Il rapporto ha approfondito sei tendenze chiave che continuano a modellare la domanda. Le prime tre si concentrano sulle abitudini personali dei consumatori, soprattutto sui consumi on-the-go, trainati dall'aumento del prodotto snack, dai servizi di consegna a domicilio e dai kit di preparazione dei pasti per i consumatori che non hanno molto tempo per cucinare.
Un'altra tendenza riguarda le aspettative da parte dei consumatori più sofisticati: un numero sempre crescente di persone vuole saperne di più sugli alimenti: come vengono prodotti, cosa contengono, dove e quando mangiarli.
I consumatori, infine, sono più informati sugli aspetti salutistici e personalizzano le diete, ad es. scegliendo un'alimentazione basata sul genotipo e integratori basati sulla nutrigenomica.
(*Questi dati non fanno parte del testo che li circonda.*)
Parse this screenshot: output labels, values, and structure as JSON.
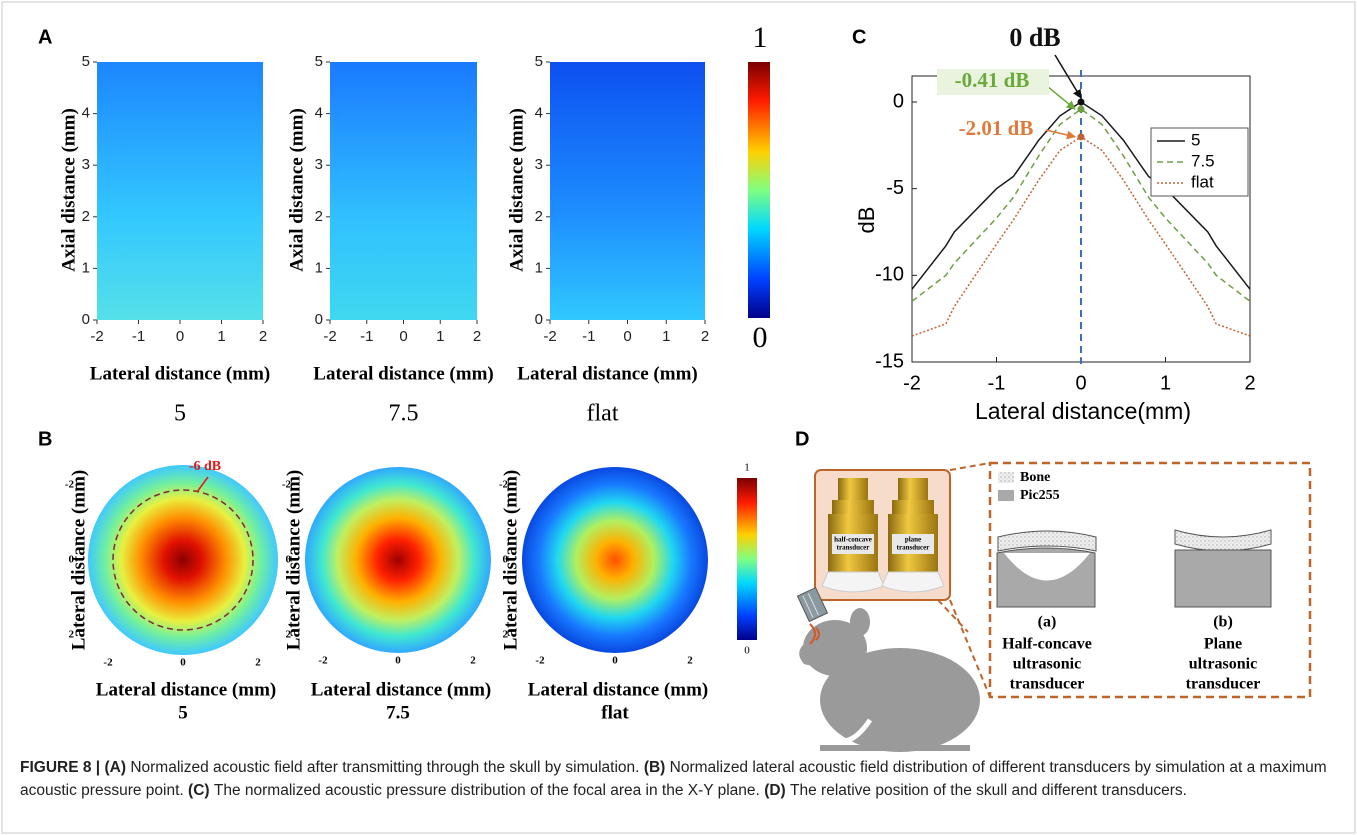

I rimanenti elementi di tendenza riguardano la modernizzazione e le attitudini sociali. Le tecnologie, compresa la robotica, la blockchain e i software creano catene di approvvigionamento più snelle, che non solo incidono sulle singole fasi della filiera, ma ne favoriscono anche l’integrazione, monitorandone i progressi, dalla produzione al consumo. I consumatori chiedono prodotti di origine equa e sostenibile e fondamentale è diventata un'efficace gestione dei rifiuti. Dal momento che la spesa online aumenterà nel prossimo decennio, saranno necessarie delle soluzioni innovative che garantiscano un efficiente processo logistico.